Heeft de rechtsvoorganger zijn aandelenbezit in de BV onder levenden overgedragen (schenking) aan zijn erfgenamen, dan kunnen die erfgenamen het statuut van historisch vennoot niet verderzetten.

Zoals hierboven reeds aangehaald is het niet mogelijk om als erfgenaam historisch vennoot te worden indien de erflater tijdens zijn leven alle aandelen aan de erfgenamen heeft weggeschonken. De vraag stelt zich dus of het wel mogelijk is om historisch vennoot te worden indien een deel van de aandelen tijdens het leven van de historische vennoot werd geschonken en het andere deel werd geërfd door de erfgenamen? Het antwoord hierop is ja.

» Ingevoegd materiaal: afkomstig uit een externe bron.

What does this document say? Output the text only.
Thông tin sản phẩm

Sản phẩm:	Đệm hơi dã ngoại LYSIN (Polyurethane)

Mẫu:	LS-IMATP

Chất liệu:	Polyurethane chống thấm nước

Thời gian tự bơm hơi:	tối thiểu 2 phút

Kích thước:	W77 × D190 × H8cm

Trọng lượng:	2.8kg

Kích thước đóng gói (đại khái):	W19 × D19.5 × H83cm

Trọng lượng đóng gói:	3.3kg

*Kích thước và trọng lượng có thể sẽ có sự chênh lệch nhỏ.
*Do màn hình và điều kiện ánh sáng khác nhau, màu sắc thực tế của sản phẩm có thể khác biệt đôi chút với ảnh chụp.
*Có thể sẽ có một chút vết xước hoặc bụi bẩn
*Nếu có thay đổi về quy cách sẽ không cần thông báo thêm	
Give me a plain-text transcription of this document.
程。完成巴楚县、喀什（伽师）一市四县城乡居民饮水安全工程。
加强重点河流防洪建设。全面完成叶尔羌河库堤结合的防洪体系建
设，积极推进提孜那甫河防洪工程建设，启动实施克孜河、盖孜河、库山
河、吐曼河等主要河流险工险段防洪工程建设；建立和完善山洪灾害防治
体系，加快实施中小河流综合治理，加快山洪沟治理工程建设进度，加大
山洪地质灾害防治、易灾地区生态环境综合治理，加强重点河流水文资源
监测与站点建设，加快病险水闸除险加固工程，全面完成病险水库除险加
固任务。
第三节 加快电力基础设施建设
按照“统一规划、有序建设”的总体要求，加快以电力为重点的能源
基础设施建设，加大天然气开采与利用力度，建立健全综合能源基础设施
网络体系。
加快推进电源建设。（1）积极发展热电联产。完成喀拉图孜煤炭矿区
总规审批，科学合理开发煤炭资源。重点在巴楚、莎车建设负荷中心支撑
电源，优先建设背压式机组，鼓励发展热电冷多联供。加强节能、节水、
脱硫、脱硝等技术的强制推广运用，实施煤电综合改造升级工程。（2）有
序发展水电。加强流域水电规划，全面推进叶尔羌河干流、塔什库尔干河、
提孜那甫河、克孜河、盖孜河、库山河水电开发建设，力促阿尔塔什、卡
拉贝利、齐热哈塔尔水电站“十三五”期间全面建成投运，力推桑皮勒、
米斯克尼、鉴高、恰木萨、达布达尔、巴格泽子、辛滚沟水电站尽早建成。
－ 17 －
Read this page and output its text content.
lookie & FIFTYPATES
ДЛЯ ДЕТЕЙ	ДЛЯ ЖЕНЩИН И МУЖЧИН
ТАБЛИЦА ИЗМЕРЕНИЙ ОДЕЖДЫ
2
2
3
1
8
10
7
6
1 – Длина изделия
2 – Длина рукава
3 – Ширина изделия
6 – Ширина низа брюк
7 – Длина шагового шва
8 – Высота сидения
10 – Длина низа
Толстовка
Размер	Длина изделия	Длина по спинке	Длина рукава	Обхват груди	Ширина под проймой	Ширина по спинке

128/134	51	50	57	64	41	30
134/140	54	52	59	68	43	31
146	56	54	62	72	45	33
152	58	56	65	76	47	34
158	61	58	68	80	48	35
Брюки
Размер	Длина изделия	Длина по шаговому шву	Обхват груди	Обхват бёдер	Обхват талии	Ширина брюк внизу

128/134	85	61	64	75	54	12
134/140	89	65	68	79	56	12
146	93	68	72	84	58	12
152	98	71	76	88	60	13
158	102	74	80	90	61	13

Het is dus perfect mogelijk om zowel een deel van de aandelen te schenken en een andere deel na te laten via een erfenis (met of zonder testament is niet relevant). De reden om over te gaan tot het schenken van aandelen is omwille van het feit dat er in principe aan een voordeliger tarief wordt belast bij een schenking dan bij een erfenis.


Conclusie


De aandeelhouder van een BV met vastgoed die tegelijkertijd een historisch vennoot is, kan het statuut historisch vennoot doorgeven aan zijn erfgenamen. Hij mag nooit alle aandelen van de BV schenken aan zijn erfgenamen. Hij moet ervoor zorgen dat deze erfgenamen ook een deel van de aandelen van hem kunnen erven. Een schenking is meestal het fiscaal voordeligste pad, waardoor het aangeraden is om een groot deel van het aandelenpakket voor het overlijden te schenken. Dit kan op een gecontroleerde wijze gebeuren (door het inschrijven van de gepaste voorwaarden in de schenkingsakte, aanbrengen van de gepaste clausules in de statuten van de BV, ...), zodat er in de praktijk geen al te grote veranderingen in de BV gebeuren.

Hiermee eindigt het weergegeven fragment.